Some nutritionists recommend yogurt as a good protein source. But since 8 ounces of yogurt contains only 12 grams of protein, you’d have to choke down (and we do mean choke) three 8-ounce servings for a muscle-building 36 grams. An easier solution? Add a scoop or two of your favorite whey protein to a cup of yogurt. Just watch the fat content if you’re eating it pre- or postworkout.
In the United States, yogurt must contain two different types of bacteria—lactobacillus bulgaricus and streptococcus thermophilus—to earn the probiotic label. Often, other types of bacteria are added because they’re good for you.

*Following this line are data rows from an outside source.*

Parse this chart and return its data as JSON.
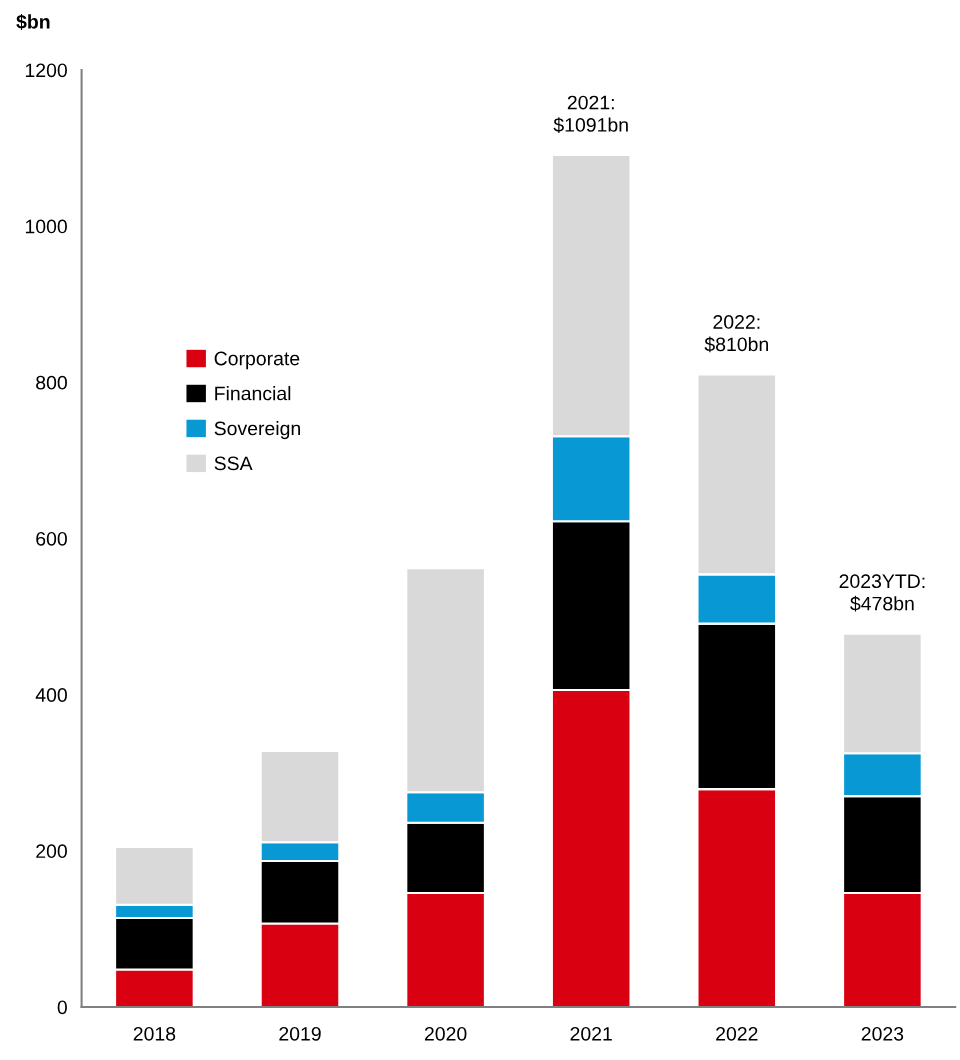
{
  "chart_data": {
    "type": "bar",
    "stacked": true,
    "ylabel": "$bn",
    "categories": [
      "2018",
      "2019",
      "2020",
      "2021",
      "2022",
      "2023"
    ],
    "series": [
      {
        "name": "Corporate",
        "color": "#d90012",
        "values": [
          48,
          107,
          146,
          406,
          279,
          146
        ]
      },
      {
        "name": "Financial",
        "color": "#000000",
        "values": [
          66,
          80,
          90,
          216,
          212,
          124
        ]
      },
      {
        "name": "Sovereign",
        "color": "#0898d3",
        "values": [
          17,
          24,
          39,
          109,
          63,
          55
        ]
      },
      {
        "name": "SSA",
        "color": "#d9d9d9",
        "values": [
          74,
          117,
          287,
          360,
          256,
          153
        ]
      }
    ],
    "ylim": [
      0,
      1200
    ],
    "yticks": [
      0,
      200,
      400,
      600,
      800,
      1000,
      1200
    ],
    "grid": false,
    "legend": "top left",
    "annotations": [
      {
        "text": "2021:\n$1091bn",
        "x": "2021",
        "y": 1091
      },
      {
        "text": "2022:\n$810bn",
        "x": "2022",
        "y": 810
      },
      {
        "text": "2023YTD:\n$478bn",
        "x": "2023",
        "y": 478
      }
    ]
  }
}
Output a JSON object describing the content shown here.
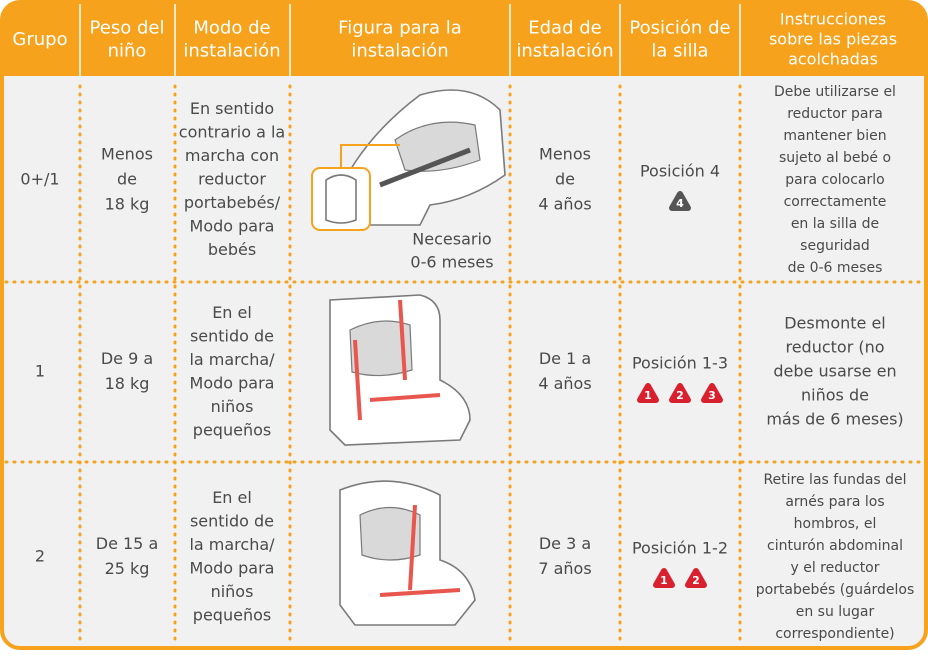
{
  "table": {
    "header": [
      [
        "Grupo"
      ],
      [
        "Peso del",
        "niño"
      ],
      [
        "Modo de",
        "instalación"
      ],
      [
        "Figura para la",
        "instalación"
      ],
      [
        "Edad de",
        "instalación"
      ],
      [
        "Posición de",
        "la silla"
      ],
      [
        "Instrucciones",
        "sobre las piezas",
        "acolchadas"
      ]
    ],
    "rows": [
      {
        "group": [
          "0+/1"
        ],
        "weight": [
          "Menos",
          "de",
          "18 kg"
        ],
        "mode": [
          "En sentido",
          "contrario a la",
          "marcha con",
          "reductor",
          "portabebés/",
          "Modo para",
          "bebés"
        ],
        "figure_caption": [
          "Necesario",
          "0-6 meses"
        ],
        "age": [
          "Menos",
          "de",
          "4 años"
        ],
        "position": [
          "Posición 4"
        ],
        "badges": [
          "4"
        ],
        "instructions": [
          "Debe utilizarse el",
          "reductor para",
          "mantener bien",
          "sujeto al bebé o",
          "para colocarlo",
          "correctamente",
          "en la silla de",
          "seguridad",
          "de 0-6 meses"
        ]
      },
      {
        "group": [
          "1"
        ],
        "weight": [
          "De 9 a",
          "18 kg"
        ],
        "mode": [
          "En el",
          "sentido de",
          "la marcha/",
          "Modo para",
          "niños",
          "pequeños"
        ],
        "figure_caption": [],
        "age": [
          "De 1 a",
          "4 años"
        ],
        "position": [
          "Posición 1-3"
        ],
        "badges": [
          "1",
          "2",
          "3"
        ],
        "instructions": [
          "Desmonte el",
          "reductor (no",
          "debe usarse en",
          "niños de",
          "más de 6 meses)"
        ]
      },
      {
        "group": [
          "2"
        ],
        "weight": [
          "De 15 a",
          "25 kg"
        ],
        "mode": [
          "En el",
          "sentido de",
          "la marcha/",
          "Modo para",
          "niños",
          "pequeños"
        ],
        "figure_caption": [],
        "age": [
          "De 3 a",
          "7 años"
        ],
        "position": [
          "Posición 1-2"
        ],
        "badges": [
          "1",
          "2"
        ],
        "instructions": [
          "Retire las fundas del",
          "arnés para los",
          "hombros, el",
          "cinturón abdominal",
          "y el reductor",
          "portabebés (guárdelos",
          "en su lugar",
          "correspondiente)"
        ]
      }
    ]
  }
}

It seems counterintuitive, but your intestines not only support but rely on the presence of a slew of bacteria to absorb nutrients from your food. Some data suggest that eating foods containing these helpful bacteria can improve the makeup of your gut flora. Although research is ongoing, there’s evidence that having an appropriate amount and variety of intestinal bacteria is linked to everything from reducing the risk of colon cancer to improving immunity and lowering cholesterol. Most important for you, this can aid digestive health, which means you’ll better absorb critical nutrients such as amino acids.
Because yogurt can be sour, it’s often sweetened through the addition of fruit and sugar, which makes carbohydrate levels skyrocket. Make sure to read the label on any fruit yogurt before you start spooning it in. Or just keep your consumption of fatfree fruit yogurts to immediately after workouts when you need the carbs to replenish your depleted muscles.